ある産婦人科医のひとりごと

産婦人科医療のあれこれ。日記など。

旭川日赤の産婦人科医3人 旭医大が派遣打ち切りへ (北海道新聞)

2007年02月15日 | 地域周産期医療

コメント(私見):

事情はよくわかりませんが、医師引き揚げの通告から実際の引き揚げ開始までにたった2ヶ月間しかなければ、産科継続のために秘策を練ることも非常に難しいかもしれません。

産科休止が報道されている事例は非常に多いですが、報道されている事例は全体の中のほんのごく一部だけだと思います。

今、地域を代表する大病院の産婦人科が、相次いで、分娩取り扱い中止に追い込まれています。一つの病院が分娩の取り扱いを中止すれば、その周辺の残された病院には、さらに患者が集中し、それらの病院の助産師や産婦人科医の勤務状況がますます悪化して、ドミノ倒し式に、産科空白地域が加速度を増して広がりつつあります。

産婦人科医が去った後、病院に大勢の助産師達が取り残されて看護師として働く事例が非常に多いようですが、彼女達がせっかくの貴重な技能を発揮できないのは、その地域にとって非常に大きな損失だと思います。

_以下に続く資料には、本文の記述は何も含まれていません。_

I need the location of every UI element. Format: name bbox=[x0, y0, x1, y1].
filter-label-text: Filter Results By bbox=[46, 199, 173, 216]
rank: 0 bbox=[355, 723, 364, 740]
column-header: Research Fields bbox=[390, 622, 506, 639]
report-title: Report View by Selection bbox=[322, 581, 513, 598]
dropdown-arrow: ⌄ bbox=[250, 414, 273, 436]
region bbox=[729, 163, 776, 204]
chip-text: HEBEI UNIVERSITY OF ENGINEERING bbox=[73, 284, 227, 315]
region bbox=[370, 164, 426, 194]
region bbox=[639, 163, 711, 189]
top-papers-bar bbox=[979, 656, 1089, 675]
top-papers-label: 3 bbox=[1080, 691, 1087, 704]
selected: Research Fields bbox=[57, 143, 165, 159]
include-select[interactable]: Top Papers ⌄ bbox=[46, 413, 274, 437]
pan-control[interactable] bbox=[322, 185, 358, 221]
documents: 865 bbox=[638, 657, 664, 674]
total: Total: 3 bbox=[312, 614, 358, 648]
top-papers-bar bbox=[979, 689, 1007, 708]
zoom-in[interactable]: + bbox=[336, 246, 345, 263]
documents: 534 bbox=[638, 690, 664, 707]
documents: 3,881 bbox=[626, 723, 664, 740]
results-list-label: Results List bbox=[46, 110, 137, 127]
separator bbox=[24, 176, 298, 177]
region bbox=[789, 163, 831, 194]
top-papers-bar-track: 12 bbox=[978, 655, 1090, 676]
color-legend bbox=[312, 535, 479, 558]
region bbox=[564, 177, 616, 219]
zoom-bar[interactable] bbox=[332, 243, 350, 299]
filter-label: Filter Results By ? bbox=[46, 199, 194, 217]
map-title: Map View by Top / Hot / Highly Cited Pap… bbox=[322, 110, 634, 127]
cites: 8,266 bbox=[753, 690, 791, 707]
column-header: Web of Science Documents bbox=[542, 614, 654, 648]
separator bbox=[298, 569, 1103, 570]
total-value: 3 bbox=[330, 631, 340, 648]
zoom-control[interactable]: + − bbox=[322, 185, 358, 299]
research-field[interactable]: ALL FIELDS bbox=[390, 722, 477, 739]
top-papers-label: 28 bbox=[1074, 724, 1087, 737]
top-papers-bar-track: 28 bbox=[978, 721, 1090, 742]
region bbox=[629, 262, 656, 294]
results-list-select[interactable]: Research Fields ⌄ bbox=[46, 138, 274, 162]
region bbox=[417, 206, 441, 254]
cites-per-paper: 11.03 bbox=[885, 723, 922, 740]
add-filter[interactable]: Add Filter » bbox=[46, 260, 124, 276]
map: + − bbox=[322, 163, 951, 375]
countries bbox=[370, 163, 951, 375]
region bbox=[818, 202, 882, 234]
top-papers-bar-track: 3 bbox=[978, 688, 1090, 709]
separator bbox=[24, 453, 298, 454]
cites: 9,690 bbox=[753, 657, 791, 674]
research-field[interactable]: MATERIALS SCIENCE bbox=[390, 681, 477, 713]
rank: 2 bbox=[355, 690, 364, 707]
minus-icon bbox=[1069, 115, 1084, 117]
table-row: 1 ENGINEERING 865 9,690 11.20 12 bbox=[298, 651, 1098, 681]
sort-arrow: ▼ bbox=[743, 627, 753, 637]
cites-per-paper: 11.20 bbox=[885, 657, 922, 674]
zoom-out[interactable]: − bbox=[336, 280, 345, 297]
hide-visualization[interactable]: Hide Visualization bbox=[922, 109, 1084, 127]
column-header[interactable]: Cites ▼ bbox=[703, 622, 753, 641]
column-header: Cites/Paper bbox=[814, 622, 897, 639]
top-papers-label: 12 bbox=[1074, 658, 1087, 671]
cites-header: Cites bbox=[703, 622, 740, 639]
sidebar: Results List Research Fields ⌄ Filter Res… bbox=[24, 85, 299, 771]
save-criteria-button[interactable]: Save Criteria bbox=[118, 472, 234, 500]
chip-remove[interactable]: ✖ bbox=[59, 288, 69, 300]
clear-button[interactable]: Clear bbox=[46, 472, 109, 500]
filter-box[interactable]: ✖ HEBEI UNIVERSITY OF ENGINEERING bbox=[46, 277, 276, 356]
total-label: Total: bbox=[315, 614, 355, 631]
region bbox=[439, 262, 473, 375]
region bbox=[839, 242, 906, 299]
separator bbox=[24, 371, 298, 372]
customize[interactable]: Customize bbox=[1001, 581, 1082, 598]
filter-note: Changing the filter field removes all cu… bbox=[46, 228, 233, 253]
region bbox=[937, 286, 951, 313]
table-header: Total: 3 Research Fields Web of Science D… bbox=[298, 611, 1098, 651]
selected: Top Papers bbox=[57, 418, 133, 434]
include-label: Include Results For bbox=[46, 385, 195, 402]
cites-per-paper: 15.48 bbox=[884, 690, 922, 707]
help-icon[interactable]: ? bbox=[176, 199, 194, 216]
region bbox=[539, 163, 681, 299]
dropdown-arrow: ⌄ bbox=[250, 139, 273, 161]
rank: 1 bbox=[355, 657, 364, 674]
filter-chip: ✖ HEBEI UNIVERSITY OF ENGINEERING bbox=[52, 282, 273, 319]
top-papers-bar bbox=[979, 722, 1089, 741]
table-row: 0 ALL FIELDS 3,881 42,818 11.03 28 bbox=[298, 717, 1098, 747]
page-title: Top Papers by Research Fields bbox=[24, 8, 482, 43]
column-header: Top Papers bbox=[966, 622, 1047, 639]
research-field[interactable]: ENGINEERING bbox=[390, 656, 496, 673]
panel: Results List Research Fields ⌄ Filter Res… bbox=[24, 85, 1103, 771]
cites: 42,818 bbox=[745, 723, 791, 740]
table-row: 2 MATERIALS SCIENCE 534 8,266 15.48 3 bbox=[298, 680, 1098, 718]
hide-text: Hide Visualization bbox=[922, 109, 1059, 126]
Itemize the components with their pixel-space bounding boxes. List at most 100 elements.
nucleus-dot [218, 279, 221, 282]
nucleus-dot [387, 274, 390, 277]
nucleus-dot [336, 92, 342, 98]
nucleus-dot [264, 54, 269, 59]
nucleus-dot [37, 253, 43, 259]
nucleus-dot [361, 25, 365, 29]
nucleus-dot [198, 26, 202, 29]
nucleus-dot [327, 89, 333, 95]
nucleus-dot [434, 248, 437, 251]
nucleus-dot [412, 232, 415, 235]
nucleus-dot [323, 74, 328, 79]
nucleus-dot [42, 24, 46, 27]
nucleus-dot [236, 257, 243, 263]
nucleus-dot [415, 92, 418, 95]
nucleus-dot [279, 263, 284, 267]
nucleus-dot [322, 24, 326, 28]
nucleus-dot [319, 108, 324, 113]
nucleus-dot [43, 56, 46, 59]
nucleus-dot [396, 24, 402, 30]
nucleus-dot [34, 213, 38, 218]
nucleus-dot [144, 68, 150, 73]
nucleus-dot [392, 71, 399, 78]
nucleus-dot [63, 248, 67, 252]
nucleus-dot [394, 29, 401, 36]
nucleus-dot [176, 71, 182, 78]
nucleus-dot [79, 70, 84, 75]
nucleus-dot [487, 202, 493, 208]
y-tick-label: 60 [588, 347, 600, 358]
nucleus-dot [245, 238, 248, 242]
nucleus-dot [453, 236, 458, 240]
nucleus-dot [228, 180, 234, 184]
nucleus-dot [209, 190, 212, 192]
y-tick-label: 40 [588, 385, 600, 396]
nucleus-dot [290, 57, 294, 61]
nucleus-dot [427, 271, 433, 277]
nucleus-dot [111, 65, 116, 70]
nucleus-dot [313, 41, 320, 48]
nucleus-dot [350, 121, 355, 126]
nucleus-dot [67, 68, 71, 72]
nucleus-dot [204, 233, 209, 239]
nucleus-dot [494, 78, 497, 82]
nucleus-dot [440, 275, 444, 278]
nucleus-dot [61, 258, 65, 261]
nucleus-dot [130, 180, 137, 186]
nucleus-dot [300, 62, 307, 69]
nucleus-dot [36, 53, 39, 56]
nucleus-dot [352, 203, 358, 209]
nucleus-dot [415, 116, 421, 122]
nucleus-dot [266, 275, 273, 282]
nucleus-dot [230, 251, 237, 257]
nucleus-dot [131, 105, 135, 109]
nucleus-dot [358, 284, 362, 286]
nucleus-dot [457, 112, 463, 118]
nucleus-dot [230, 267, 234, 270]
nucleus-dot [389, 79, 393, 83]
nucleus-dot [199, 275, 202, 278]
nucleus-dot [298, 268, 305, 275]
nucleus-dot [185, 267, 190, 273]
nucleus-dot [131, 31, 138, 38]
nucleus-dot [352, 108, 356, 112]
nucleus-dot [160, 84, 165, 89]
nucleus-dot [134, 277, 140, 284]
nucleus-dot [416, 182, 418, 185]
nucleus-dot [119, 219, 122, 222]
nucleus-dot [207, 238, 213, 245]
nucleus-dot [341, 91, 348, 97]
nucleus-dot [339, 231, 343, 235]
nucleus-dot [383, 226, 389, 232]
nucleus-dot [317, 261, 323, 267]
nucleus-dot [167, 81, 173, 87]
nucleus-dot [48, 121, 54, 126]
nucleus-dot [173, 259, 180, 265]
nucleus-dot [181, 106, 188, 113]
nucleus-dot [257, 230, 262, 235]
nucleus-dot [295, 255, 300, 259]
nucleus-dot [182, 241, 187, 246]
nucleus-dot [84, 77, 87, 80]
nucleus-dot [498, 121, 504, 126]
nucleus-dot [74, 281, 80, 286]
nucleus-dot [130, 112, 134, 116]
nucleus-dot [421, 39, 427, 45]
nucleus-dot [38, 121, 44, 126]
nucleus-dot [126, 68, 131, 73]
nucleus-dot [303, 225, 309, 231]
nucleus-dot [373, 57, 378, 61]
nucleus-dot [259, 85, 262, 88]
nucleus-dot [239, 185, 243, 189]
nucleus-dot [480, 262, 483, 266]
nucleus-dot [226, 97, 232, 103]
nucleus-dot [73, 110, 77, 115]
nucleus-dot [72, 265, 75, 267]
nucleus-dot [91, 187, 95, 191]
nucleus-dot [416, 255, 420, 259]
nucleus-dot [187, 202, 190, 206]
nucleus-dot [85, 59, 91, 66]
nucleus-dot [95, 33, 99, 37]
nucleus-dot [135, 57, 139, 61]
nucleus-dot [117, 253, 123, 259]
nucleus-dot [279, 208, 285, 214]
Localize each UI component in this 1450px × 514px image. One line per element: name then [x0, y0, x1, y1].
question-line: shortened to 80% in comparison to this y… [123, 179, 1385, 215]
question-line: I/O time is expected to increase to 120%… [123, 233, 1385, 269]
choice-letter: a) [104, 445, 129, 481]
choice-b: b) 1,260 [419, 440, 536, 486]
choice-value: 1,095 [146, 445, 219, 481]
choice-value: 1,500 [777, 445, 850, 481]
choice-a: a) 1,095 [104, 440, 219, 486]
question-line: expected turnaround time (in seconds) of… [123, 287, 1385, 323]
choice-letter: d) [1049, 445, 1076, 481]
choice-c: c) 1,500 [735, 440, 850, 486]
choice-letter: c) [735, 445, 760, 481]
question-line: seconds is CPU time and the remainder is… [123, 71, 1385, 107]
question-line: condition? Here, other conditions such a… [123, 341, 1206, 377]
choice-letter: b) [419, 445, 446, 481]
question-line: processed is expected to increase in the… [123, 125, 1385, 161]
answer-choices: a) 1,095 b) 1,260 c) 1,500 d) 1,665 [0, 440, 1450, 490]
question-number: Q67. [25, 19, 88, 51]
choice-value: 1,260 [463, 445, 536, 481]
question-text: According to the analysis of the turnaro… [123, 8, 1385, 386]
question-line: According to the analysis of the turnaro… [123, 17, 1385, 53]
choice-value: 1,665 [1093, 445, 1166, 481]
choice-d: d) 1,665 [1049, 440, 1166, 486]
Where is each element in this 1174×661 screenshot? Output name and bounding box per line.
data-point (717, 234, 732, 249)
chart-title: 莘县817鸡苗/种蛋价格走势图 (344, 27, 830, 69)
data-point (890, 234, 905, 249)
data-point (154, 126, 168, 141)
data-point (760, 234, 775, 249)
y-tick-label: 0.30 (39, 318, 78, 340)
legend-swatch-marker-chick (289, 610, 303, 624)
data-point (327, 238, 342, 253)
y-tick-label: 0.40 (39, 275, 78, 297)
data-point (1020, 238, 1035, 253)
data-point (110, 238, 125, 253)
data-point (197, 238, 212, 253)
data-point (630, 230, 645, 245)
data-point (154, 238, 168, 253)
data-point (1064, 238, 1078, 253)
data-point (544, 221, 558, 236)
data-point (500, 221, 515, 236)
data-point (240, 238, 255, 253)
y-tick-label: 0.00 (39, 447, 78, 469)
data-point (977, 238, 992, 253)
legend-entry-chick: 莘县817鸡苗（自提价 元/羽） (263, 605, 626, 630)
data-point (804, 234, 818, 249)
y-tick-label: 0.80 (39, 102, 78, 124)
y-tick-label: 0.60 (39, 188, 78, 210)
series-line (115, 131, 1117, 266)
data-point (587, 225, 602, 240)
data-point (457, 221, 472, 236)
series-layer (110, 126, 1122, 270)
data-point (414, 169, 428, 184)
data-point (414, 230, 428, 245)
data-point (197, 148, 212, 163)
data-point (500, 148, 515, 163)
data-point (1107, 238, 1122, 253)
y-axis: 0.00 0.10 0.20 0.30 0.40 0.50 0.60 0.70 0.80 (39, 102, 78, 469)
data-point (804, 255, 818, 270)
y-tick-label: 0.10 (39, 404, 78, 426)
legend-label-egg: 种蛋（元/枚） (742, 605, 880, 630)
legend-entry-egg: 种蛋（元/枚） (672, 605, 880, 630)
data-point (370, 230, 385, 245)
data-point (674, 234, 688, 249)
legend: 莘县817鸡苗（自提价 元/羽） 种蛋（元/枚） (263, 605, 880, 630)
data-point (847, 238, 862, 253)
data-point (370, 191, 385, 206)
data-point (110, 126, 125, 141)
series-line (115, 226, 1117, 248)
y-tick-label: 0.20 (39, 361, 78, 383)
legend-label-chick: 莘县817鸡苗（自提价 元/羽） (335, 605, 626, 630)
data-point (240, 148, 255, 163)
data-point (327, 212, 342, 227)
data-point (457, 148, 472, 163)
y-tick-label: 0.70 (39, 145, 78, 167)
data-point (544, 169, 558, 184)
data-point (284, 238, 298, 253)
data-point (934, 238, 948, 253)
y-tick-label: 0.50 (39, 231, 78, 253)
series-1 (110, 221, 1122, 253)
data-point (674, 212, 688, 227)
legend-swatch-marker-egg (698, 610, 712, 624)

医師は医局人事で病院間を移動しますが、助産師は病院に固定されて病院間の移動が難しいのが実情です。いくら医師だけを集約しても、集約先の病院では、分娩が集中して極端な助産師不足に陥ることになってしまう事例も少なくないと思います。医師と助産師の病院間の移動を連動させる必要があると思われます。

****** 北海道新聞、2007年2月14日

旭川日赤の産婦人科医3人 旭医大が派遣打ち切りへ

 【旭川】旭医大は、旭川赤十字病院(後藤聡院長、七百六十五床)産婦人科への常勤医派遣を早ければ五月末で打ち切ることを決め、同病院に通告した。旭川赤十字病院は「最悪の場合、産婦人科の一時休診もありうる」としている。

 同科には十三日現在、三人の常勤医がいるが、いずれも旭医大からの派遣で、三人のうち二人は三月末で、残る一人もその二-四カ月後に引き揚げる。旭医大から病院に通告があったのは今月一日。引き揚げ開始まで二カ月しかない中、同病院は診療継続に向けて独自に医師を探す一方、四月以降の救急患者の診療体制見直しを進めている。